The Gallery, he thinks, will help that.
“The Gallery project is very important for the city as well as for our convention business,” he said. To get a return on the investments the state has put into the Convention Center, he said, “we need convention business. So it’s critical that East Market Street, which has the biggest footprints in Philadelphia, is successful.”
The city is overflowing with excellent restaurants, but it’s lacking the retail to compete with other cities. Armed with his experience in the mall business, he advised that “it gets down to who the stores are. That’s really what determines the success.”
“Of course, the locations are important, but if you have the right stores, then it becomes a destination for people,” he said.
Amid his many successes, there may have been setbacks or missed opportunities, but we’ll never know — he doesn’t like to dwell on missed opportunities or regrets.
“On balance, I’ve been on the plus side,” he reflected. “I truly don’t dwell on the missed opportunities and the things that I didn’t do. I’m fortunate in what I’ve been able to accomplish and I’m generally a glass-half-full person, not half-empty. So I don’t have any regrets in business, none.”
Family and health have remained key ingredients to his success and happiness. He and his wife are soon to celebrate 64 years of marriage, his grandson is getting ready to be married in two weeks on a beach in Anguilla, he plays golf and he and his wife both like to work out. (The Sporting Club is right next to his office, so he has no excuse.)
He credits his parents for much of his success. Both immigrants — his father was from Ukraine and his mother was from Vitebsk — his parents were performers, activists and generally people-people.

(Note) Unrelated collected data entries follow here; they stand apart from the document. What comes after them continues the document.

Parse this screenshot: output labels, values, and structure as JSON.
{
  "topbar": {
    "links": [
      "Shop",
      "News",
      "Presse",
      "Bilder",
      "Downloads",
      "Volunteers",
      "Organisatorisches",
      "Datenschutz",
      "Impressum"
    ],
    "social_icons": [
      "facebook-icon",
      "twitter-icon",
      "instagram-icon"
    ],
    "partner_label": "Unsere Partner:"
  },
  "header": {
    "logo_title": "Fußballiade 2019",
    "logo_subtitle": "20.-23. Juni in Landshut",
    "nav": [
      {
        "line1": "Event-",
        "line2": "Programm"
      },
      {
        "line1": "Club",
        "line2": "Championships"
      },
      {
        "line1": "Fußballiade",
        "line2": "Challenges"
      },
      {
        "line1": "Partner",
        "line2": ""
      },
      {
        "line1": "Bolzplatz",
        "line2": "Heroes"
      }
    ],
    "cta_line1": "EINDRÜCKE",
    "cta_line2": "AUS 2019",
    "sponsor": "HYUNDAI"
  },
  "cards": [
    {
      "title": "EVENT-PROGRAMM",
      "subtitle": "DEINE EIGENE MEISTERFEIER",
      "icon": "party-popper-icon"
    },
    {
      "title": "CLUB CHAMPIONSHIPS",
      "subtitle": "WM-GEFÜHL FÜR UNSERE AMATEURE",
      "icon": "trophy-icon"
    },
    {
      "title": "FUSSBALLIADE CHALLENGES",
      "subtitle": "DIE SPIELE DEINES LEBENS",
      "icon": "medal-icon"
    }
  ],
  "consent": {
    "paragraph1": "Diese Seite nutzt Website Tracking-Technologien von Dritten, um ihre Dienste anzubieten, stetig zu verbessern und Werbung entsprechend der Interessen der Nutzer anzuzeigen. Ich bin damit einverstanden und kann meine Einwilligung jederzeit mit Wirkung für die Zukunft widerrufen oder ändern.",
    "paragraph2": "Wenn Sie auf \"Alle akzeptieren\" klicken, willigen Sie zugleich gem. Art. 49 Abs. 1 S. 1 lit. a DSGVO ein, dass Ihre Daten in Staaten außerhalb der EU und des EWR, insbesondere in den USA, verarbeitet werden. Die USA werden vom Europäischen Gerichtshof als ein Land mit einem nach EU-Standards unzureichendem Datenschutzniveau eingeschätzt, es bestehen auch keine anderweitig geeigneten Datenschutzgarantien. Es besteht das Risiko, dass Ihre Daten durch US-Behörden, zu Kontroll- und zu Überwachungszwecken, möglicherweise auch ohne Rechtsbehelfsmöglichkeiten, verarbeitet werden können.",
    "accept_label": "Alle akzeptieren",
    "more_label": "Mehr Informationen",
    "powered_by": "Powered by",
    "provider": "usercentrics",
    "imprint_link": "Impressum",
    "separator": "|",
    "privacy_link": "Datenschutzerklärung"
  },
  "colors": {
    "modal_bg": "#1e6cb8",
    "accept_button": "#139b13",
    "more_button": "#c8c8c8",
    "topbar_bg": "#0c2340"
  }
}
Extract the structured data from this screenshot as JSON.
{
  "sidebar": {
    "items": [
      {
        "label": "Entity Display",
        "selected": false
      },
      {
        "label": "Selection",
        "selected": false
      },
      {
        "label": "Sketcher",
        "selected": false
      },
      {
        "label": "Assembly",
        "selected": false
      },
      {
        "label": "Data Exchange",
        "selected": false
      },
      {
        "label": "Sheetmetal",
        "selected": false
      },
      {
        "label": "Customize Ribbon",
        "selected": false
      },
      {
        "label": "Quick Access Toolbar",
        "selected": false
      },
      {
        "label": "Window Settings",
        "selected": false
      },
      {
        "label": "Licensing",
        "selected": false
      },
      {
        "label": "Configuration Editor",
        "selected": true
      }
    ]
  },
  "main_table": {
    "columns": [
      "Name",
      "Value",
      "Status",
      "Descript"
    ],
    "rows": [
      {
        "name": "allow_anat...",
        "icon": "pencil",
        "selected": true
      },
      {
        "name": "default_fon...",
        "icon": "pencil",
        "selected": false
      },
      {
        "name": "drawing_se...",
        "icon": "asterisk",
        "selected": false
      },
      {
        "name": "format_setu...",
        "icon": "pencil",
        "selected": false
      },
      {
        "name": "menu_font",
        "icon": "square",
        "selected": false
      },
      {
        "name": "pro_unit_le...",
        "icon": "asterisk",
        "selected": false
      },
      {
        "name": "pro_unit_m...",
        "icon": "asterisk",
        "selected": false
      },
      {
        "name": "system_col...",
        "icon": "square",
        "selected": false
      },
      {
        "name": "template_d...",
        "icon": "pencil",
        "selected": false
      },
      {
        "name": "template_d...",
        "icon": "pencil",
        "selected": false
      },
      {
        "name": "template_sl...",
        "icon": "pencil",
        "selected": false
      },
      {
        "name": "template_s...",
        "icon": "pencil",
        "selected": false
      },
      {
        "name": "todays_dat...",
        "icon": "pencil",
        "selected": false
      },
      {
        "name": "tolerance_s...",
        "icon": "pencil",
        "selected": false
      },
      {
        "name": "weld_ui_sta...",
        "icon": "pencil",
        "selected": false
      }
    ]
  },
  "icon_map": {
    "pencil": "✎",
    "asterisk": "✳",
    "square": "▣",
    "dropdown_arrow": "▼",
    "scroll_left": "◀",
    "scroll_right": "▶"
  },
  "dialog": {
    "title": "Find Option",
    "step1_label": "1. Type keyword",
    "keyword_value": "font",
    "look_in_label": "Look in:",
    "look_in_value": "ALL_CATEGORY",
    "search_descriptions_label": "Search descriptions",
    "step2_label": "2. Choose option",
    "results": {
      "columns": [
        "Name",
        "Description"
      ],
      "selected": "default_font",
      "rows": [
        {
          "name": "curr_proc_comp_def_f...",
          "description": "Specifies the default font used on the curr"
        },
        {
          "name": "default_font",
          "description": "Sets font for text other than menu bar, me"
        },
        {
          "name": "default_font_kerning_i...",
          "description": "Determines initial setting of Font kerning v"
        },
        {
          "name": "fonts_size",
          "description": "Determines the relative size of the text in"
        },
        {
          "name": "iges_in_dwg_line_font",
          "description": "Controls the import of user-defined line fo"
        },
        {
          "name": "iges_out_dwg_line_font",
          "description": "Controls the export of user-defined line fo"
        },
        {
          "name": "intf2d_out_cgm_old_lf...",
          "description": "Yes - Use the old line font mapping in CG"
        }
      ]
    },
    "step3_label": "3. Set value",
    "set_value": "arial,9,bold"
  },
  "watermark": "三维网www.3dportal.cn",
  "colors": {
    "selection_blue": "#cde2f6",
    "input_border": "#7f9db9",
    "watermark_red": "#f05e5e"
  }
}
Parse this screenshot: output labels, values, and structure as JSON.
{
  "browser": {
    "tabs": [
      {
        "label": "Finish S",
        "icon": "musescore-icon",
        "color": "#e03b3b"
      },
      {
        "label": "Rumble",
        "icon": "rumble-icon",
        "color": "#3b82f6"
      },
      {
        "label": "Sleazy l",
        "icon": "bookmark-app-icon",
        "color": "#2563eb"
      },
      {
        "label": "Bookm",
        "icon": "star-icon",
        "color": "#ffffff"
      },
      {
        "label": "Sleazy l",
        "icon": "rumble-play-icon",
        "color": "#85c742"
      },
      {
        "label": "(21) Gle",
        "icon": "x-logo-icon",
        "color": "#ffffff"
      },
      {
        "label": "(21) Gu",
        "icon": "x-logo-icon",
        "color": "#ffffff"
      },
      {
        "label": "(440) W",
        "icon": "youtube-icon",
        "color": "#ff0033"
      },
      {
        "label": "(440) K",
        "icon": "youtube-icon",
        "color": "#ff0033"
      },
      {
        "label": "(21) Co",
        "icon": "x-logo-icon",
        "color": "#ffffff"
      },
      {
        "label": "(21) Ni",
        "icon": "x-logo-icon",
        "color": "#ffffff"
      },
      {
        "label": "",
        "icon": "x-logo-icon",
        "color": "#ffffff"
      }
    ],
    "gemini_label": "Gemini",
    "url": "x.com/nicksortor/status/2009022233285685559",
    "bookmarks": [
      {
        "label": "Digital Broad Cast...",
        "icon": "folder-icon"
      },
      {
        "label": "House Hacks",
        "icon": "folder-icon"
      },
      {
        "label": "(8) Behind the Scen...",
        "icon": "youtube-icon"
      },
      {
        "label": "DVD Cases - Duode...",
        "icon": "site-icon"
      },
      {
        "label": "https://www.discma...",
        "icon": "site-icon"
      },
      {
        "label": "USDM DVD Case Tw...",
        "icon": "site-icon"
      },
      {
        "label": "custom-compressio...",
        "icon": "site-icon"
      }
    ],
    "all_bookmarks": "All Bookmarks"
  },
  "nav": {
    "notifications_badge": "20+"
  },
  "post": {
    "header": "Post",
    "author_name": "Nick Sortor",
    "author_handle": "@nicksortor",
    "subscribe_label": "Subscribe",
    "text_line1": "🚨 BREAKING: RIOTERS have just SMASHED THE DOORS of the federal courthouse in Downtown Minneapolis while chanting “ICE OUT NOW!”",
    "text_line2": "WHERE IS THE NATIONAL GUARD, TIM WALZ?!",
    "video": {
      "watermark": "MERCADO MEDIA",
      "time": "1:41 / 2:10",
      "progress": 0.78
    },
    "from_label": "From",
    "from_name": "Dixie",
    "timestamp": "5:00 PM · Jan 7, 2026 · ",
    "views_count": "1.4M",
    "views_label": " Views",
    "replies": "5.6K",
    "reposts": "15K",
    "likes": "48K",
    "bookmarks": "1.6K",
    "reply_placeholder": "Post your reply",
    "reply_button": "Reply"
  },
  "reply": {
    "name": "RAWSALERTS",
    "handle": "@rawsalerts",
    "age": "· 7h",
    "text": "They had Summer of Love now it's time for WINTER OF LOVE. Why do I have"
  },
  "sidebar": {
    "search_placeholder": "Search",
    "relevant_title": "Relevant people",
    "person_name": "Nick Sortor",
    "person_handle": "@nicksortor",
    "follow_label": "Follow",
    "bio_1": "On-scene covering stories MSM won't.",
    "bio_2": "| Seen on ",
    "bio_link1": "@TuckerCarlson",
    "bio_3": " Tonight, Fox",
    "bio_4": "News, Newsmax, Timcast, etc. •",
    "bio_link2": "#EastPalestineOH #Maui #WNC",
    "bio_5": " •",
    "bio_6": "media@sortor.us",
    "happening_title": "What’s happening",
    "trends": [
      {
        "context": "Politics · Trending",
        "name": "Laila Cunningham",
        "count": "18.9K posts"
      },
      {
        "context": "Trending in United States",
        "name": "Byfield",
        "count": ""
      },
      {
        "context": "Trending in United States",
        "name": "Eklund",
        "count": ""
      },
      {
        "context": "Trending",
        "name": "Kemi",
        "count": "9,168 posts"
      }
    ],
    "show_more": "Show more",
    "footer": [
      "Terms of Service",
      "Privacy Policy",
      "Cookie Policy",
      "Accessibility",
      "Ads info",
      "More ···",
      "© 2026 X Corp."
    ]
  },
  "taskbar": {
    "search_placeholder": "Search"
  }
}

“They were my frame of reference,” he reflected. “So much of what I am is what I got from them.”
His father in particular, whom he called “bigger than life,” was a key role model for Rubin, both in business and in life. His father was the way Rubin got involved with the Jewish community, through organizations like Golden Slipper and the Jewish Federation of Greater Philadelphia, of which he served as a former president.
He was involved with the Jewish Federation’s early real estate division and has remained a role model for many members of Jewish Federation Real Estate (JFRE).
“He’s a titan in the real estate industry, and a leader, an innovator and a mentor,” said Brad Krouse, chairman of the real estate and finance department for Klehr Harrison Harvey Branzburg.
A founding member of JFRE, Krouse recalled inviting Rubin to be the organization’s keynote speaker for its first event about 10 years ago. He added legitimacy and starpower, he said.
“Sometimes leaders lead by example, and watching the way he has led his organization and his philanthropic efforts has been a terrific guide for me,” Krouse said. “You look at our skyline, and it’s got Ron Rubin’s fingerprints on it.”
So while he has taken a small step back, Rubin isn’t showing any signs of stopping.
“I like being in the game,” he said. “A lot of my friends say to me, what are you trying to do, how much money — I say this is not about money, this is about being in the game. Some people like to sit in the stands, I like to be on the court.”